Trzy punkty więcej od wymienionych powyżej zespołów zgromadził jesienią Stomil Olsztyn, który również przeszedł gruntowną przebudowę. Najbardziej znanymi piłkarzami, którzy dołączyli do Stomilu są Kevin Lafrance oraz Tymoteusz Tymosiak. Pierwszy z nich swego czasu grał w Widzewie, Miedzi oraz Chrobrym Głogów, a ostatnie lata spędził na Cyprze. Haitańczyk w formie ze swojego pierwszego pobytu w Polsce na pewno będzie wartością dodaną do składu Stomilu. Tymosiak z kolei miał bardzo duży wkład w awans Górnika Łęczna do Ekstraklasy, ale w najwyższej klasie rozgrywkowej już tak dobrze sobie nie radził. Niemniej, jest to solidny gracz na poziom pierwszoligowy.
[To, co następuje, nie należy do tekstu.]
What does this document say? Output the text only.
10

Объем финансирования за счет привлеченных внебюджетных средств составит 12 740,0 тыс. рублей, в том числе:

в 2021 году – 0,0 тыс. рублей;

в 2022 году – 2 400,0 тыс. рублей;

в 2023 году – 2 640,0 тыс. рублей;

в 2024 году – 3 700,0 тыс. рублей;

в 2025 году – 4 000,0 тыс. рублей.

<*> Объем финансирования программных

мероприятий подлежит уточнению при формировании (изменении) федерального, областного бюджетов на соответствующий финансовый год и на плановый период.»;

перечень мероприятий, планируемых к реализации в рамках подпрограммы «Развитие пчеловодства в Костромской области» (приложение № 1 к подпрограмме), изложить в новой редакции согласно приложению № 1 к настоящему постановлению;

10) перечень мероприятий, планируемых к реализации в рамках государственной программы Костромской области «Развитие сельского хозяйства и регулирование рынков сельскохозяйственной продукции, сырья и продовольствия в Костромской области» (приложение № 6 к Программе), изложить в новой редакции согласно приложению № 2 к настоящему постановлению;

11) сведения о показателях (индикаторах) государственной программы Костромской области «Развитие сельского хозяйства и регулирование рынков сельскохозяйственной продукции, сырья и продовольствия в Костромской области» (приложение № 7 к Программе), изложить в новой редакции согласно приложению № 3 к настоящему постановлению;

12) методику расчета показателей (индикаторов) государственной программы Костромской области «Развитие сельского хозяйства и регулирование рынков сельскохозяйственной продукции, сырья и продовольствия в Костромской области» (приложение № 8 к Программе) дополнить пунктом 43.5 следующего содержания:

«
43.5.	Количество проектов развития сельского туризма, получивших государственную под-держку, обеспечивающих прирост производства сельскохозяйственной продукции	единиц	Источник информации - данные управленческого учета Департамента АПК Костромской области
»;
Ostatnim zespołem, który musi walczyć o utrzymanie jest Puszcza Niepołomice. Zimowe transfery Puszczy, delikatnie rzecz ujmując, na kolana nie rzucają. Rok Kidrić to napastnik, który w 19 spotkaniach słoweńskiej ekstraklasy zdobył tylko dwie bramki. Bramkarz Kewin Komar słabo spisywał się jesienią w GKS-ie Bełchatów. Największe nadzieje można wiązać chyba z przyjściem obrońcy Stali Mielec, Kamilem Kościelnym. 

Kto ostatecznie spadnie z I ligi? Uwzględniając dotychczasowy dorobek punktowy i zimowe transfery, stawiam na Górnika Polkowice i Stomil Olsztyn. Trzeciego spadkowicza nie podejmę się wytypować. Za utrzymaniem Puszczy przemawia większa liczba punktów po rundzie jesiennej, natomiast GKS Jastrzębie dokonał ciekawszych transferów.

Zapowiedź 21. kolejki 

W najbliższej serii spotkań najciekawiej zapowiadają się pojedynki Widzewa Łódź (2. miejsce) z Arką Gdynia (7. miejsce) oraz GKS-u Tychy (6. miejsce) z Podbeskidziem Bielsko-Biała (4. miejsce). Pozostałe spotkania prezentują się następująco:

Zagłębie Sosnowiec (14. miejsce) – Odra Opole (10. miejsce)

Korona Kielce (3. miejsce) – Stomil Olsztyn (16. miejsce)

Puszcza Niepołomice (15. miejsce) – Resovia (11. miejsce)

GKS Jastrzębie (17. miejsce) – ŁKS Łódź (9. miejsce)

Sandecja Nowy Sącz (5. miejsce) – GKS Katowice (13. miejsce)

Chrobry Głogów (8. miejsce) – Górnik Polkowice (18. miejsce)

Skra Częstochowa (12. miejsce) – Miedź Legnica (2. miejsce).